Algo que tem sido muito falado atualmente são as metodologias de desenvolvimento ágil, e um dos pilares de tais metodologias é a TDD, traduzindo, Desenvolvimento Dirigido a Testes.

TDD (Test Driven Development) é um técnica de programação ágil que tem aspectos de especificação e validação.
Com TDD especificamos nosso software em detalhes no momento que vamos escrevê-lo criando testes executáveis e rodando-os de maneira que eles mesmos testem nosso software.

Trocando em miúdos, quando vamos escrever um software, nós começamos escrevendo seu teste, uma classe que vai testar o software, assim, testamos o software e vamos o remodelando até o momento no qual os testes não mais falharem, então concluímos que TDD pode ser definida como uma técnica de programação onde todo o código produzido é criado em resposta a um código que falhou.
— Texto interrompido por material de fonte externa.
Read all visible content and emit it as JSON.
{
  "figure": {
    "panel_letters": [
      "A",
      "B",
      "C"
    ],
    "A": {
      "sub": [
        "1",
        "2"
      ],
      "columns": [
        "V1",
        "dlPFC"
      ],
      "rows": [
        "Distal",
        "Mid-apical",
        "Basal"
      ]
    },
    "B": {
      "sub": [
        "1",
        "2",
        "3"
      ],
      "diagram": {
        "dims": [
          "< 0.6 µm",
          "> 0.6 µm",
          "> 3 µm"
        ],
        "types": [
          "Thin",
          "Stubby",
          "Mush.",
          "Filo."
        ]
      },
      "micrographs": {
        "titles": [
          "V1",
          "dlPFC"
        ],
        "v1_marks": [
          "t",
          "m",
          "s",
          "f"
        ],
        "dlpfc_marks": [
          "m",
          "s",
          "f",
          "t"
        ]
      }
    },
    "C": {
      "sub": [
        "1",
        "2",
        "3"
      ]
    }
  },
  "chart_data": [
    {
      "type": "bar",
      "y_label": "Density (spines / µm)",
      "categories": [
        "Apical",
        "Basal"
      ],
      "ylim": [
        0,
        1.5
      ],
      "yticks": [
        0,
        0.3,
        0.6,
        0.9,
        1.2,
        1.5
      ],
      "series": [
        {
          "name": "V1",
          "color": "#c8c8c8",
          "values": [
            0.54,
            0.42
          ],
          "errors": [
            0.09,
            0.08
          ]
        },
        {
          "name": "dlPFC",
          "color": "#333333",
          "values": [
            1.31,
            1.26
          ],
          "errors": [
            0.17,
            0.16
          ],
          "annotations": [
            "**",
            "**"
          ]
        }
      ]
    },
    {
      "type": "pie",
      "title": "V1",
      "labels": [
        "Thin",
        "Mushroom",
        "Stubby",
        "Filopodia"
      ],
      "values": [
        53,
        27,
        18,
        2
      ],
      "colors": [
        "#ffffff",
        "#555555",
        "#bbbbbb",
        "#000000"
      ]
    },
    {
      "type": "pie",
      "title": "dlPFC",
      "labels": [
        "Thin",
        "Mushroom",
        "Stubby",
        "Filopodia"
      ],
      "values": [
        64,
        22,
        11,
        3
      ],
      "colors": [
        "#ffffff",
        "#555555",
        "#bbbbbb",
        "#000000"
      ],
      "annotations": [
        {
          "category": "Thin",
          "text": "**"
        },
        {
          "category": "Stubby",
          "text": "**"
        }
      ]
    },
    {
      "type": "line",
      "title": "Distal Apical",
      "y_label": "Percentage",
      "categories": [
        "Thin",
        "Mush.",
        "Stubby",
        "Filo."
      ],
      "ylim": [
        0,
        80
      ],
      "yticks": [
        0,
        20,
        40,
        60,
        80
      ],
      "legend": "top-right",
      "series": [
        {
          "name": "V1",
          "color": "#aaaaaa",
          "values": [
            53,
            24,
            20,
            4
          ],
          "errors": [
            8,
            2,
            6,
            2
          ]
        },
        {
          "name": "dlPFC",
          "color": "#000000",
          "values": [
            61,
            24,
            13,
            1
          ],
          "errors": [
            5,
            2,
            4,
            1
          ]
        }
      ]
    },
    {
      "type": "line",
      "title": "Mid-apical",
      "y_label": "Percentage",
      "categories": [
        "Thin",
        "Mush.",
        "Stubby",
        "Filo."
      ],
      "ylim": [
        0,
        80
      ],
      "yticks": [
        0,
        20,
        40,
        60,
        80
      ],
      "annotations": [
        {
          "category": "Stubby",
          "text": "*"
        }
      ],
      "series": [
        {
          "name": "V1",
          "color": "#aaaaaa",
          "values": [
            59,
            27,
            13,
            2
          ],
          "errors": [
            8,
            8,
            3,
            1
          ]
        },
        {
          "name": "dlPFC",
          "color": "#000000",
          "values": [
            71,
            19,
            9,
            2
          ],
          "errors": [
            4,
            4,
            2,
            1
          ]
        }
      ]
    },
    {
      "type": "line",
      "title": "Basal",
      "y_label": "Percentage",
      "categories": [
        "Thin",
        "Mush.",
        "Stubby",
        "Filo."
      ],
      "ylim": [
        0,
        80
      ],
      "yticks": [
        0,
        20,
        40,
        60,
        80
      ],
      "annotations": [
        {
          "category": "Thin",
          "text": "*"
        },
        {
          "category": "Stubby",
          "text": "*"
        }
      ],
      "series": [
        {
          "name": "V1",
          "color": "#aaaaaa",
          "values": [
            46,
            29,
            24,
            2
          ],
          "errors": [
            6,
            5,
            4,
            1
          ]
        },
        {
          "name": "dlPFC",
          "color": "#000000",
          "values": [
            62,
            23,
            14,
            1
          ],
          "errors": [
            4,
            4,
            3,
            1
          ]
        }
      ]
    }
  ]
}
Parece bem simples a princípio, mas não é. TDD tem muitas técnicas. Não é simplesmente uma forma de testar softwares, mas sim de desenhar as aplicações.

Como funciona?

Basicamente, escrevemos um teste, rodamos este teste até que algo falhe, escrevemos o código fonte mais simples possível para passar neste teste, escrevemos o teste (aprimorando-o para cobrir mais aspectos do código fonte do produto), testamos até que algo falhe, reescrevemos nosso código para que ele passe no teste…. e ficamos neste ciclo até nosso software estar completo!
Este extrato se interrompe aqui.